I am what is euphemistically referred to as ‘elderly’ or ‘a senior citizen’ or ‘well-on in years.’ But if I’ve experienced the alleged ‘golden years,’ I haven’t noticed it. I think that’s because I’ve never allowed my age to be a significant factor in my relationship with people whatever our age  differences.  There is nothing remarkable about that characteristic, but it has profoundly enriched my life, even now at the sunset of my life. In retrospect, I realize that the catalyst for and maintenance of a meaningful friendship is to appropriately marginalize age differences and keep it that way.

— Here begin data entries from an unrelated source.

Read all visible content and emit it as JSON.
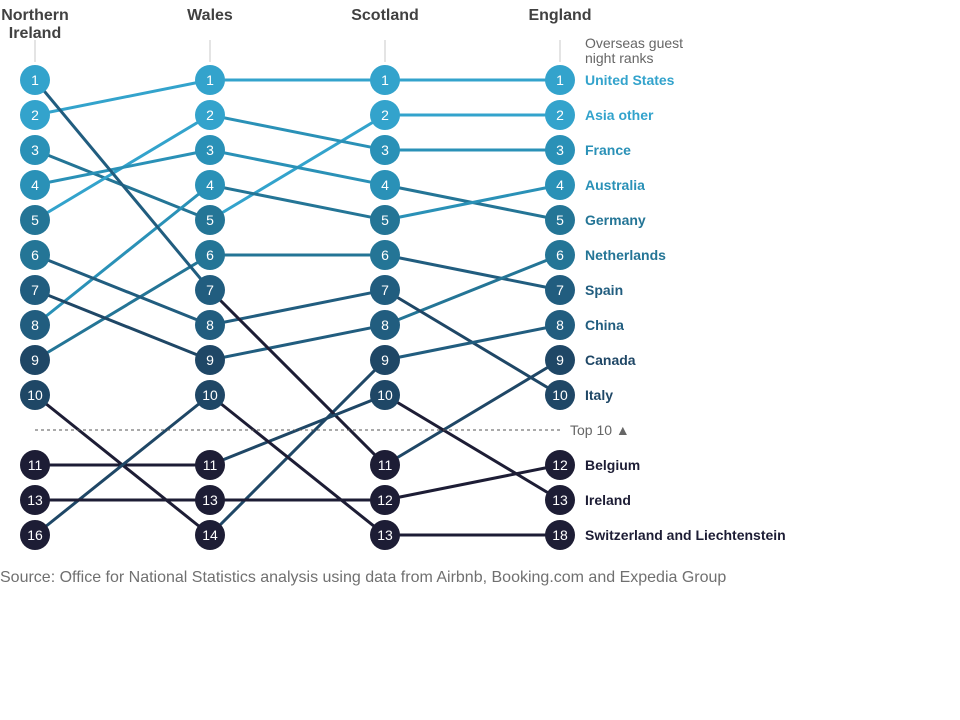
{
  "chart_data": {
    "type": "slope",
    "columns": [
      "Northern Ireland",
      "Wales",
      "Scotland",
      "England"
    ],
    "rank_label": "Overseas guest night ranks",
    "divider_label": "Top 10 ▲",
    "series": [
      {
        "name": "United States",
        "ranks": [
          2,
          1,
          1,
          1
        ]
      },
      {
        "name": "Asia other",
        "ranks": [
          3,
          5,
          2,
          2
        ]
      },
      {
        "name": "France",
        "ranks": [
          5,
          2,
          3,
          3
        ]
      },
      {
        "name": "Germany",
        "ranks": [
          4,
          3,
          4,
          5
        ]
      },
      {
        "name": "Australia",
        "ranks": [
          8,
          4,
          5,
          4
        ]
      },
      {
        "name": "Spain",
        "ranks": [
          9,
          6,
          6,
          7
        ]
      },
      {
        "name": "Netherlands",
        "ranks": [
          7,
          9,
          8,
          6
        ]
      },
      {
        "name": "Italy",
        "ranks": [
          6,
          8,
          7,
          10
        ]
      },
      {
        "name": "China",
        "ranks": [
          10,
          14,
          9,
          8
        ]
      },
      {
        "name": "Canada",
        "ranks": [
          1,
          7,
          11,
          9
        ]
      },
      {
        "name": "Ireland",
        "ranks": [
          11,
          11,
          10,
          13
        ]
      },
      {
        "name": "Switzerland and Liechtenstein",
        "ranks": [
          16,
          10,
          13,
          18
        ]
      },
      {
        "name": "Belgium",
        "ranks": [
          13,
          13,
          12,
          12
        ]
      }
    ],
    "colors": {
      "node_scale": [
        "#1d2f49",
        "#1f4766",
        "#215d7f",
        "#247596",
        "#2a91b7",
        "#33a3cc"
      ],
      "lowest_nodes": "#1d1d35",
      "guide": "#c8c8c8",
      "divider": "#555555"
    }
  },
  "source": "Source: Office for National Statistics analysis using data from Airbnb, Booking.com and Expedia Group"
}
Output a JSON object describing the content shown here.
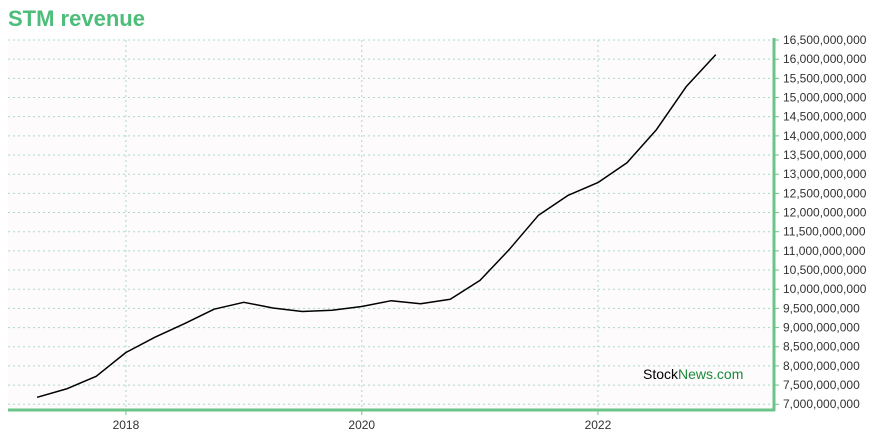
{
  "title": "STM revenue",
  "watermark": {
    "part1": "Stock",
    "part2": "News.com"
  },
  "colors": {
    "title": "#4dbd7a",
    "axis": "#6cc48a",
    "grid": "#a8dcc0",
    "plot_bg": "#fdfbfb",
    "line": "#000000",
    "watermark_brand": "#1a8a3a"
  },
  "chart_data": {
    "type": "line",
    "title": "STM revenue",
    "xlabel": "",
    "ylabel": "",
    "grid": true,
    "x_tick_labels": [
      "2018",
      "2020",
      "2022"
    ],
    "y_tick_values": [
      7000000000,
      7500000000,
      8000000000,
      8500000000,
      9000000000,
      9500000000,
      10000000000,
      10500000000,
      11000000000,
      11500000000,
      12000000000,
      12500000000,
      13000000000,
      13500000000,
      14000000000,
      14500000000,
      15000000000,
      15500000000,
      16000000000,
      16500000000
    ],
    "y_tick_labels": [
      "7,000,000,000",
      "7,500,000,000",
      "8,000,000,000",
      "8,500,000,000",
      "9,000,000,000",
      "9,500,000,000",
      "10,000,000,000",
      "10,500,000,000",
      "11,000,000,000",
      "11,500,000,000",
      "12,000,000,000",
      "12,500,000,000",
      "13,000,000,000",
      "13,500,000,000",
      "14,000,000,000",
      "14,500,000,000",
      "15,000,000,000",
      "15,500,000,000",
      "16,000,000,000",
      "16,500,000,000"
    ],
    "xlim": [
      "2017-01-01",
      "2023-06-30"
    ],
    "ylim": [
      6850000000,
      16500000000
    ],
    "series": [
      {
        "x": [
          "2017-04-01",
          "2017-07-01",
          "2017-10-01",
          "2018-01-01",
          "2018-04-01",
          "2018-07-01",
          "2018-10-01",
          "2019-01-01",
          "2019-04-01",
          "2019-07-01",
          "2019-10-01",
          "2020-01-01",
          "2020-04-01",
          "2020-07-01",
          "2020-10-01",
          "2021-01-01",
          "2021-04-01",
          "2021-07-01",
          "2021-10-01",
          "2022-01-01",
          "2022-04-01",
          "2022-07-01",
          "2022-10-01",
          "2023-01-01"
        ],
        "values": [
          7180000000,
          7400000000,
          7730000000,
          8350000000,
          8750000000,
          9100000000,
          9480000000,
          9660000000,
          9510000000,
          9420000000,
          9450000000,
          9550000000,
          9700000000,
          9620000000,
          9740000000,
          10230000000,
          11030000000,
          11930000000,
          12450000000,
          12780000000,
          13300000000,
          14160000000,
          15280000000,
          16120000000
        ]
      }
    ]
  }
}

Actually, age differences are inherently deceptive anyway. For example, Person A may be far more advanced intellectually than Person B although Person A is much younger than Person B. Over the years, I’ve also noticed that a person’s positive characteristics get even better as that person ages and that the same person’s negative characteristics get even worse with age. I’ve also noticed an overwhelming tendency for most people to ‘freeze’ during their teens or early twenties in terms of their political, religious, and social beliefs. And so on.

I’m 92 years of age, or should I simply say, “I’m 92 years old”?…Yes, that sounds better. When I was a young man, I vowed that I would not fall prey to geriatric fears. Maintaining that  vow requires objectivity. I have easily kept that vow. For example, if I momentarily forget a word or the title of a film, I don’t panic. Instead, I remind myself that on occasion I also used to forget a word or the title of film when I was young. We all have “senior moments,” even when we are teenagers. I know my brain cells are still dancing. And so on.

I also know that my taste buds are still very much alive. When I tell a young person that fruits don’t taste like they did when I was young, the response often is, “You just think fruits don’t taste as they did when you were young. You’ve just lost a lot of taste buds, that’s all.” But when I come across a ripe Comise pear, I know it tastes as it always did decades ago: uniquely   delicious! A few days ago, a friend sent me a dozen oranges for my 92nd birthday. I ate four of those oranges in a row. I know they tasted like they did when I was young: aggressively delicious.  And so on.                           

And, best of all, I also know that my capacity for love—like the speed of light—remains constant.